On June 15, 2013, Laguindingan Airport in the municipality of Laguindingan, Misamis Oriental, some 46 km northwest of the city, replaced Lumbia Airport. The new airport serves Northern Mindanao, as well as its major cities, Iligan and Cagayan de Oro.

==History==
Lumbia Airfield was opened in the 1930s during the American occupation of the Philippines. In World War II, the Japanese controlled the airstrip, with the runway being extended by the use of forced labor.

It remained as Cagayan de Oro's only airport, as the city grew in size and population. However, it came to the point where Lumbia airport could no longer keep up with CDO's rapid growth. Additionally, its higher elevation above the city meant that many flights had to divert during rain or thick fog.

Before the last flight, the passengers are limited and the other airline's check-in and drop-off counters were closed. Only Philippine Airlines and Cebu Pacific check-in and drop-off counters were left open.
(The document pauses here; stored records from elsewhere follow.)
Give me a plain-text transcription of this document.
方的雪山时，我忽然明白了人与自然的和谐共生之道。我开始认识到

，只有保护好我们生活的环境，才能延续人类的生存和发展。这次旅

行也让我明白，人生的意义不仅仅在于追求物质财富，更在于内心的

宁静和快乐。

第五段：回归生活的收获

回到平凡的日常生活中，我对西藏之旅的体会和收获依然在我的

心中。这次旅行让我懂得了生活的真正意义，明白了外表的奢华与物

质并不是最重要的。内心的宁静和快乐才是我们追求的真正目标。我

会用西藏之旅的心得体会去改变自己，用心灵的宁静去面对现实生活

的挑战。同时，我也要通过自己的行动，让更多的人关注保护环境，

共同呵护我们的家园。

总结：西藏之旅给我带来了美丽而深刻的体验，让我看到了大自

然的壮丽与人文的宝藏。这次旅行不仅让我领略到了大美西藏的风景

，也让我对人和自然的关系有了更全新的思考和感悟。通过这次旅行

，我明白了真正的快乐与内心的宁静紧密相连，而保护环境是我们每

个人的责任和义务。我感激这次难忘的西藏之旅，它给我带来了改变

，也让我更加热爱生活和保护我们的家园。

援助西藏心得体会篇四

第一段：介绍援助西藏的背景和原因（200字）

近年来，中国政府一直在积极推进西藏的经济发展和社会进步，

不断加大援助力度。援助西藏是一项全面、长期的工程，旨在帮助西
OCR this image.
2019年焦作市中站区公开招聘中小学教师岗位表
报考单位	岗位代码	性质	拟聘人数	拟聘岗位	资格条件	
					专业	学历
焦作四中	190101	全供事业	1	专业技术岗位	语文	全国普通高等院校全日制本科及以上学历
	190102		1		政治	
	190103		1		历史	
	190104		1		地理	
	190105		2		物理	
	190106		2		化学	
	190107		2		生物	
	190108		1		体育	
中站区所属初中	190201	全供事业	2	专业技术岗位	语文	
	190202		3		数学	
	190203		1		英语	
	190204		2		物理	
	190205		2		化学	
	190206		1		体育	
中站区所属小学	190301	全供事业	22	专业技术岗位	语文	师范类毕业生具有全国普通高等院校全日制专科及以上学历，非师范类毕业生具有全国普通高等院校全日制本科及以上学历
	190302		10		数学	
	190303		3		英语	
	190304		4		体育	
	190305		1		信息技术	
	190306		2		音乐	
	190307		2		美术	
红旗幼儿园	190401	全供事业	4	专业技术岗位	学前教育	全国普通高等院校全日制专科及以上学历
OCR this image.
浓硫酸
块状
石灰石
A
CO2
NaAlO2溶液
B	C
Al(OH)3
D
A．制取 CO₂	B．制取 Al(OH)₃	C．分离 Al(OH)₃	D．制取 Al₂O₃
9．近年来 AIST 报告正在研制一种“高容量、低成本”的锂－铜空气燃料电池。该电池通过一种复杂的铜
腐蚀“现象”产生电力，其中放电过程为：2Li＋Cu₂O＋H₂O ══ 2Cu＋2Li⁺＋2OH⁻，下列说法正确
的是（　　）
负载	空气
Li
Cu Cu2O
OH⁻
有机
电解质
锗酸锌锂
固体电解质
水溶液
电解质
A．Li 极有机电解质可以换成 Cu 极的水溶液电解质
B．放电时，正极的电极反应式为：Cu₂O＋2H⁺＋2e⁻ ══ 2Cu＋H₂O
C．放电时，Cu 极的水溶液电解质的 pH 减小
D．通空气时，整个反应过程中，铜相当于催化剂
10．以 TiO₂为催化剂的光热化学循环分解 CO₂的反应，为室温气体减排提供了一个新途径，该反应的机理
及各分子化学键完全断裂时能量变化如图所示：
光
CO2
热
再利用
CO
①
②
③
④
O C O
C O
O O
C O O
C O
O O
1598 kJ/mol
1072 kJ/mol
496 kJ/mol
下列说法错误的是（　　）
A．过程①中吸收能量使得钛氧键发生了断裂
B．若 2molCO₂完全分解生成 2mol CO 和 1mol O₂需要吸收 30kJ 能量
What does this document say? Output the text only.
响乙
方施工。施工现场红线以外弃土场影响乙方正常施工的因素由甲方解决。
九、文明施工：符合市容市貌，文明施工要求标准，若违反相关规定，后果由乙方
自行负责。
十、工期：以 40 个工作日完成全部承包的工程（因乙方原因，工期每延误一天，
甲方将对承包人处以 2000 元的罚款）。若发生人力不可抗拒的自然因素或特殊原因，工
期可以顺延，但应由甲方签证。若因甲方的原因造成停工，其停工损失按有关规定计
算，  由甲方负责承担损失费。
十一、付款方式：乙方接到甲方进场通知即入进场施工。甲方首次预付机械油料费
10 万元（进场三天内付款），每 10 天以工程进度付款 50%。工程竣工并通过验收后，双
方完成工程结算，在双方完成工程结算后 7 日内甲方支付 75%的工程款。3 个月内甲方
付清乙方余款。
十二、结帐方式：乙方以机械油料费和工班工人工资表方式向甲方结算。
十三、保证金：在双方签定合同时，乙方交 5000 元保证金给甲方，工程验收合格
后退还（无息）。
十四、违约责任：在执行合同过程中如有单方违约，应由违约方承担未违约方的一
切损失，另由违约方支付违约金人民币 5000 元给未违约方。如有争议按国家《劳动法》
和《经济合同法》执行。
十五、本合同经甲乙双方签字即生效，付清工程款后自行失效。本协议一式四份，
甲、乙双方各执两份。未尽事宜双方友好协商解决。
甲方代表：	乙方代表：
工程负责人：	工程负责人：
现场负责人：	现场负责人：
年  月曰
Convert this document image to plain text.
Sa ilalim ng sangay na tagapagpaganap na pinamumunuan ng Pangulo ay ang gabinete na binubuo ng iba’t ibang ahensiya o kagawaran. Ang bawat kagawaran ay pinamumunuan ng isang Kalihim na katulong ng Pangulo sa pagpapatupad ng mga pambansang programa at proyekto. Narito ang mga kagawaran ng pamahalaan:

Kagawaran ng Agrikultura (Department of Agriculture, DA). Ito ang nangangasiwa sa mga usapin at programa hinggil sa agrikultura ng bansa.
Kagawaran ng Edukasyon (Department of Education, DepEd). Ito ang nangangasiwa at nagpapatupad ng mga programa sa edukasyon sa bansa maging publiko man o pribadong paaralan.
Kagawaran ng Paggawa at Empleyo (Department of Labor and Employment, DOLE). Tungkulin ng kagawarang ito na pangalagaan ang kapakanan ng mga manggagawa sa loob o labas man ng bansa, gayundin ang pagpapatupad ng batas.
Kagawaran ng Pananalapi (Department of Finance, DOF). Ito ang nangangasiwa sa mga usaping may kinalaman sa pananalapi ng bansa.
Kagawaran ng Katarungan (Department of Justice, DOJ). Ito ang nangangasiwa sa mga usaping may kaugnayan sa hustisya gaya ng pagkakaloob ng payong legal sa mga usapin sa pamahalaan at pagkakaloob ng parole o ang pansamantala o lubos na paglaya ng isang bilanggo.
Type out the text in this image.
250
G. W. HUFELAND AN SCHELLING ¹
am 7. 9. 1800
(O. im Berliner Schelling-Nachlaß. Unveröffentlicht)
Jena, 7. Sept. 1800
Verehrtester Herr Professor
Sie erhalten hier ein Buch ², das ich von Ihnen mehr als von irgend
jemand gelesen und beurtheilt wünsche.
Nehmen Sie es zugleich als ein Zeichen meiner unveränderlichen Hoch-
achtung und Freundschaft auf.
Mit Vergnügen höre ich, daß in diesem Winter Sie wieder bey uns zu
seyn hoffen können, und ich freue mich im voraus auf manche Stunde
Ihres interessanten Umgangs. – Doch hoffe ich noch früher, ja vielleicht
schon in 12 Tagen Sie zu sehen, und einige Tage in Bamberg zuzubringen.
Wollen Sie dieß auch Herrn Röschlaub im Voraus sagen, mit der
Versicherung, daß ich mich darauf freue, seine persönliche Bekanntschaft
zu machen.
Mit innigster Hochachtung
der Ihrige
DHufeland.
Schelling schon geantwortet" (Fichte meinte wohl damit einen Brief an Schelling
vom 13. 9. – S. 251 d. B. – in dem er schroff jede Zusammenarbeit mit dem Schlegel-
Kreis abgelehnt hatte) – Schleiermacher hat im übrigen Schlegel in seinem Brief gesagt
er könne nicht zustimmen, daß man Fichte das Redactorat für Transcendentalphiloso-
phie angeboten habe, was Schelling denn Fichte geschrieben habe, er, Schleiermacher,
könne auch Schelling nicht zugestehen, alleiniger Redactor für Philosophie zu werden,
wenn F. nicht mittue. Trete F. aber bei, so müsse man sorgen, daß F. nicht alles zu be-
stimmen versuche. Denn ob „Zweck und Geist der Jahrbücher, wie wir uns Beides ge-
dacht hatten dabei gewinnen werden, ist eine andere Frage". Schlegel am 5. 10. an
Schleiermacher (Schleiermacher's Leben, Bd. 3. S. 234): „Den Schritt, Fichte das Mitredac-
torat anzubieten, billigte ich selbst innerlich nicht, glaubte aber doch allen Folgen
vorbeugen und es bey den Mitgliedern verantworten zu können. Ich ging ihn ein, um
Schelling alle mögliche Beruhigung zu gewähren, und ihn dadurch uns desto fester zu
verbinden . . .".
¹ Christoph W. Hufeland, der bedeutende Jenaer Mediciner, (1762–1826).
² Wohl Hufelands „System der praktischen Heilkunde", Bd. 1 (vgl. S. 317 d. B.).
Arrivals began closing in 21:30 (11:30 PM) on June 14.

On June 14, 2013, at 22:00 (10:00 PM) local time, the last commercial passenger flight departed the former Lumbia Airport, signalling the end of a chapter in Philippine aviation history. The IATA code CGY was reassigned to Laguindingan Airport.

After the last flight, the stores owned by owners were rapidly stripped out and moved to other places in Misamis Oriental and the all security screening equipment were moved and transferred to Laguindingan Airport. Construction workers and engineers stripped out the stores and office quarters for use by military offices and bedrooms.

== As a military air base ==
It is now under control of the 590th Air Base Group of the Philippine Air Force. The airport has been selected by the US military for building their facilities under the Enhanced Defense Cooperation Agreement.

In February 2017, the Philippine Air Force began relocating to the airport.

==Accidents and incidents==
On February 2, 1998, Cebu Pacific Flight 387 from Ninoy Aquino International Airport in Manila to Cagayan de Oro, flown by a McDonnell Douglas DC-9-30 (registered as RP-C1507), crashed into Mount Sumagaya in Claveria, Misamis Oriental, killing all 99 passengers and 5 crew on board. The cause of the crash was blamed on a number of factors: pilot error, an unusual flight route (due to an unscheduled stopover in Tacloban to deliver aircraft parts for another Cebu Pacific DC-9), bad weather, and incorrect air charts.

On May 28, 2022, a Philippine Air Force Hermes 900 unmanned aerial vehicle crash-landed while it was about to land at the airfield.

In 2026, the Lumbia Air Base was renamed as Colonel Godofredo Juliano Air Base in honor of Godofredo Juliano, who served with the famed 6th Pursuit Squadron and fought Japanese Mitsubishi A6M Zero fighters during World War II. For his bravery, he received the Gold Cross from Douglas MacArthur. He later became the first commander of the 1st Fighter Squadron on May 1, 1946, while holding the rank of Captain.